Wading out of the store, my cell phone rang and it was Carina who lives on the street with the tram saying the strikers had stopped the tram and it was getting exciting. She and Sam were heading out to see what there was to see. I told her we were wading through the grocery store and would call her back in about 15 minutes to meet her on the street (after we had unloaded our groceries).

We all suited up in rain gear and headed out to see what was up. There were tons of people out and about and waiting around with an air of expectation. I tried to call Carina but her phone was off. It was almost like there was going to be a parade. There were people lined up with signs and music playing waiting to march, but nothing was moving, just dense crowds of expectant people.

We headed towards Carina’s street, which seemed to be where the action was happening. It was only a block north of our apartment, but it took us a long time to get anywhere through the crowds. At the corner, I checked that we were all together. Greg was thinking he would go home. I told Rees and Kadin to stay close and follow me. It occurred to me that we should have a plan B if we got separated, but we had not gone far and the obvious plan would be to just go back to the apartment. I was at the corner and Greg was heading back to the apartment. Carina’s place was just around the corner and I wanted to check if she was there. If she wasn’t there, I was ready to head home too as the rain was starting to pick up.

I rang her bell and she answered. So she buzzed me in and I turned around to let Rees and Kadin in and…they weren’t behind me.
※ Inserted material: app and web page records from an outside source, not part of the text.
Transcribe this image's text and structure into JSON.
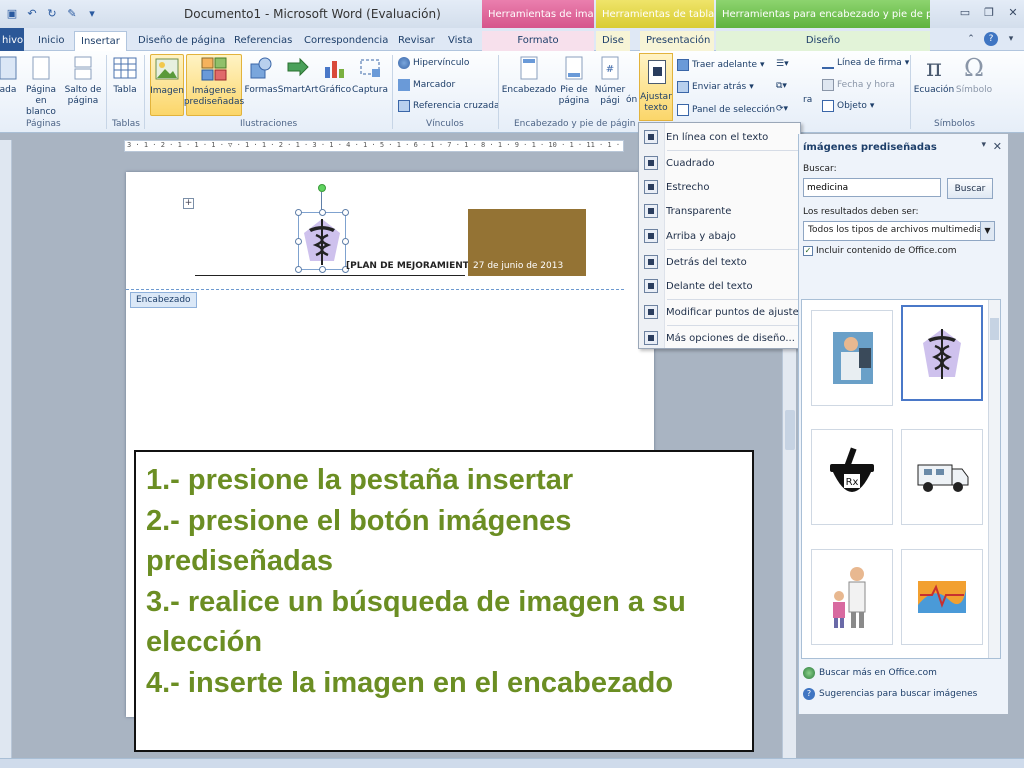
{
  "window": {
    "title": "Documento1  -  Microsoft Word (Evaluación)",
    "context_tabs": [
      "Herramientas de imagen",
      "Herramientas de tabla",
      "Herramientas para encabezado y pie de página"
    ]
  },
  "tabs": [
    {
      "label": "hivo"
    },
    {
      "label": "Inicio"
    },
    {
      "label": "Insertar"
    },
    {
      "label": "Diseño de página"
    },
    {
      "label": "Referencias"
    },
    {
      "label": "Correspondencia"
    },
    {
      "label": "Revisar"
    },
    {
      "label": "Vista"
    },
    {
      "label": "Formato"
    },
    {
      "label": "Dise"
    },
    {
      "label": "Presentación"
    },
    {
      "label": "Diseño"
    }
  ],
  "ribbon": {
    "buttons": {
      "portada": "ada",
      "pagina_blanco": "Página en blanco",
      "salto_pagina": "Salto de página",
      "tabla": "Tabla",
      "imagen": "Imagen",
      "imagenes_prediseñadas": "Imágenes prediseñadas",
      "formas": "Formas",
      "smartart": "SmartArt",
      "grafico": "Gráfico",
      "captura": "Captura",
      "hipervinculo": "Hipervínculo",
      "marcador": "Marcador",
      "referencia_cruzada": "Referencia cruzada",
      "encabezado": "Encabezado",
      "pie_pagina": "Pie de página",
      "numero_pagina": "Númer pági",
      "on": "ón",
      "ajustar_texto": "Ajustar texto",
      "traer_adelante": "Traer adelante",
      "enviar_atras": "Enviar atrás",
      "panel_seleccion": "Panel de selección",
      "linea_firma": "Línea de firma",
      "fecha_hora": "Fecha y hora",
      "objeto": "Objeto",
      "ecuacion": "Ecuación",
      "simbolo": "Símbolo",
      "ra": "ra"
    },
    "groups": {
      "paginas": "Páginas",
      "tablas": "Tablas",
      "ilustraciones": "Ilustraciones",
      "vinculos": "Vínculos",
      "encabezado_pie": "Encabezado y pie de págin",
      "simbolos": "Símbolos"
    }
  },
  "ruler": {
    "text": "3 · 1 · 2 · 1 · 1 · 1 · ▽ · 1 · 1 · 2 · 1 · 3 · 1 · 4 · 1 · 5 · 1 · 6 · 1 · 7 · 1 · 8 · 1 · 9 · 1 · 10 · 1 · 11 · 1 · 12 · 1 · 13 · 1 · 14 · 1 · 15 · 1 · 16"
  },
  "document": {
    "header_text": "[PLAN DE MEJORAMIENTO]",
    "date_text": "27 de junio de 2013",
    "header_tag": "Encabezado",
    "date_box_color": "#947334"
  },
  "wrap_menu": {
    "items": [
      {
        "label": "En línea con el texto"
      },
      {
        "label": "Cuadrado"
      },
      {
        "label": "Estrecho"
      },
      {
        "label": "Transparente"
      },
      {
        "label": "Arriba y abajo"
      },
      {
        "label": "Detrás del texto"
      },
      {
        "label": "Delante del texto"
      },
      {
        "label": "Modificar puntos de ajuste"
      },
      {
        "label": "Más opciones de diseño..."
      }
    ]
  },
  "clip_pane": {
    "title": "ímágenes prediseñadas",
    "search_label": "Buscar:",
    "search_value": "medicina",
    "search_button": "Buscar",
    "results_label": "Los resultados deben ser:",
    "results_value": "Todos los tipos de archivos multimedia",
    "include_office": "Incluir contenido de Office.com",
    "include_office_checked": true,
    "thumbnails": [
      "doctor-clipart",
      "caduceus-clipart",
      "rx-mortar-clipart",
      "ambulance-clipart",
      "nurse-child-clipart",
      "medical-abstract-clipart"
    ],
    "link_more": "Buscar más en Office.com",
    "link_tips": "Sugerencias para buscar imágenes"
  },
  "instructions": {
    "step1": "1.- presione la pestaña insertar",
    "step2": "2.- presione el botón imágenes prediseñadas",
    "step3": "3.- realice un búsqueda de imagen a su elección",
    "step4": "4.- inserte la imagen en el encabezado",
    "color": "#6b8e23"
  }
}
I held the door and after a moment I saw Rees in the crowd and called him over. We had only been to Carina’s door once before when she wasn’t home, so I didn’t think the kids would remember which nondescript wooden door she lived behind.

“Rees, where’s Kadin?”

“I don’t know.”

Shoot. I couldn’t go in, but I didn’t want to shut the door either. Rees turned around to retrace our steps to the corner. He came back. No luck. Meanwhile, Sam came down to see why we hadn’t come up. I told him to tell his mother we had just lost Kadin.

Rees headed the other way to see if Kadin had somehow gotten ahead.
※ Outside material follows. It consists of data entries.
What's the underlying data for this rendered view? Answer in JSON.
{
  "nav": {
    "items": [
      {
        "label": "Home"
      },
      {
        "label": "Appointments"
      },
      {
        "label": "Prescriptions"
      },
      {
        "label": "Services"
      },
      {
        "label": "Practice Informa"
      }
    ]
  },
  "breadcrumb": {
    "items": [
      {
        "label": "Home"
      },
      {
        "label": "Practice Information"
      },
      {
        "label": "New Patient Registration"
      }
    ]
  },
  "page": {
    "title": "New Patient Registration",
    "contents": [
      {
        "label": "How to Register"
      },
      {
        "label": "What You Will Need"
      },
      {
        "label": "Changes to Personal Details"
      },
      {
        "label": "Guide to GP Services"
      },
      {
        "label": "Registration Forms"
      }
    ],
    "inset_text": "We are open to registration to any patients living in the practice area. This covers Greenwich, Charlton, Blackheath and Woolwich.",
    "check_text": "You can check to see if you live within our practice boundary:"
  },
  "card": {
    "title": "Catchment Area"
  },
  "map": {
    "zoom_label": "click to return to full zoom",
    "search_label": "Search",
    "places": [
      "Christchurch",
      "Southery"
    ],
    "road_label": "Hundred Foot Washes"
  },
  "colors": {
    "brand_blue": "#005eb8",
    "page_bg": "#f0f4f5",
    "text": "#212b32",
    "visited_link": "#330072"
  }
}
I didn’t want to leave my post in case Kadin walked by and since that was the only place Rees knew to find me.

Soon Carina appeared with her umbrella (her cell phone had stopped working for some reason). She and Sam headed out after Rees to see what they could find. I called Greg on his phone to tell him Kadin was lost. He had just gotten back to the apartment so could confirm Kadin wasn’t there. Greg would retrace his steps looking for Kadin and come back to Carina’s to help. Basically Rees, Carina, and Sam had gone one way and Greg was coming up the other.
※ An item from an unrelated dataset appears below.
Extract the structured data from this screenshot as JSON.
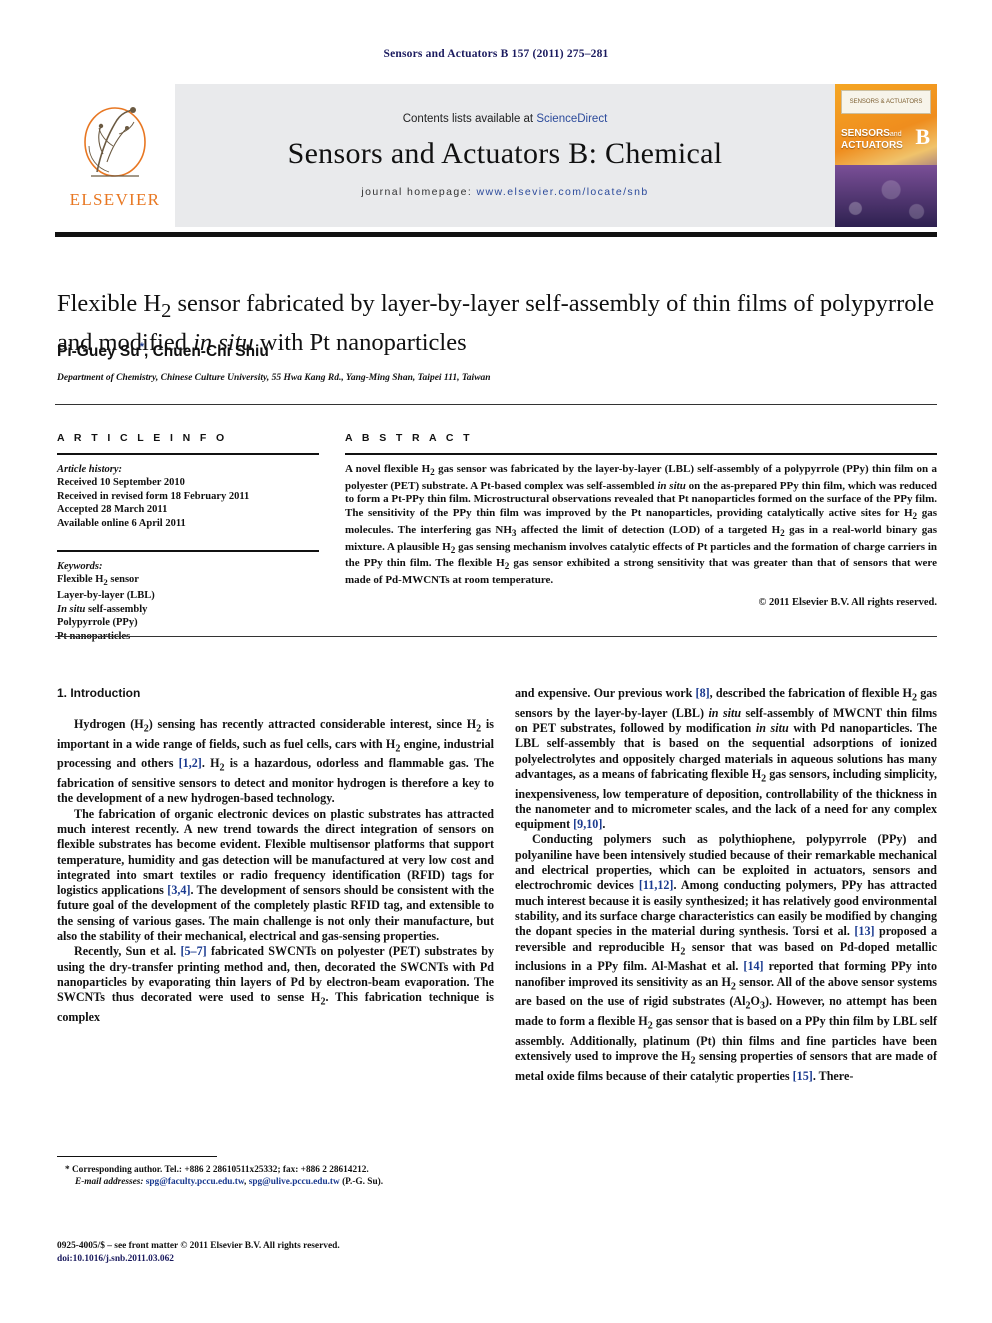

Gosh. We really weren’t far, but the crowds were so thick and it was raining hard and everyone was wearing hooded jackets and had umbrellas. Even if on a normal day Kadin would know where to go, it would be so easy for him to get disoriented in this crowd and with the rain. And he didn’t know his way around yet at all. Maybe he thought he was following me but it was another person in a black jacket? How in the world would we ever find him? One small, confused boy who didn't speak the language in a mass of humanity.

Greg arrived and had not seen Kadin. Yikes.

Then Rees came back from the other direction. He hadn’t found him either.

Suddenly a dark blur came out of the crowd and threw itself into my arms. Kadin! He was crying and with some people we did not know. They smiled and nodded and looked concerned. I didn’t know how to explain, but they could see how relieved we all were. Hallelujah!

I still couldn’t call Carina, but eventually she and Sam also came out of the crowd.

Greg returned home and Rees and Kadin and I went up into the refuge of Carina’s apartment. There were computer games…and legos!

Carina and I had bowls of tea in the kitchen while the boys played. Soon the march outside started and the crowds thinned.

Kadin stayed with his friend and I took Rees home for lunch because that afternoon he had his 4ème étage (8th grade) orientation at school. We walked past cars backed up in the alleyways all the way home. It was gridlock. These people would not be going anywhere soon.

Luckily, it’s easy for us to walk to Rees’s school. Since we hadn’t heard otherwise, we assumed the orientation was still on.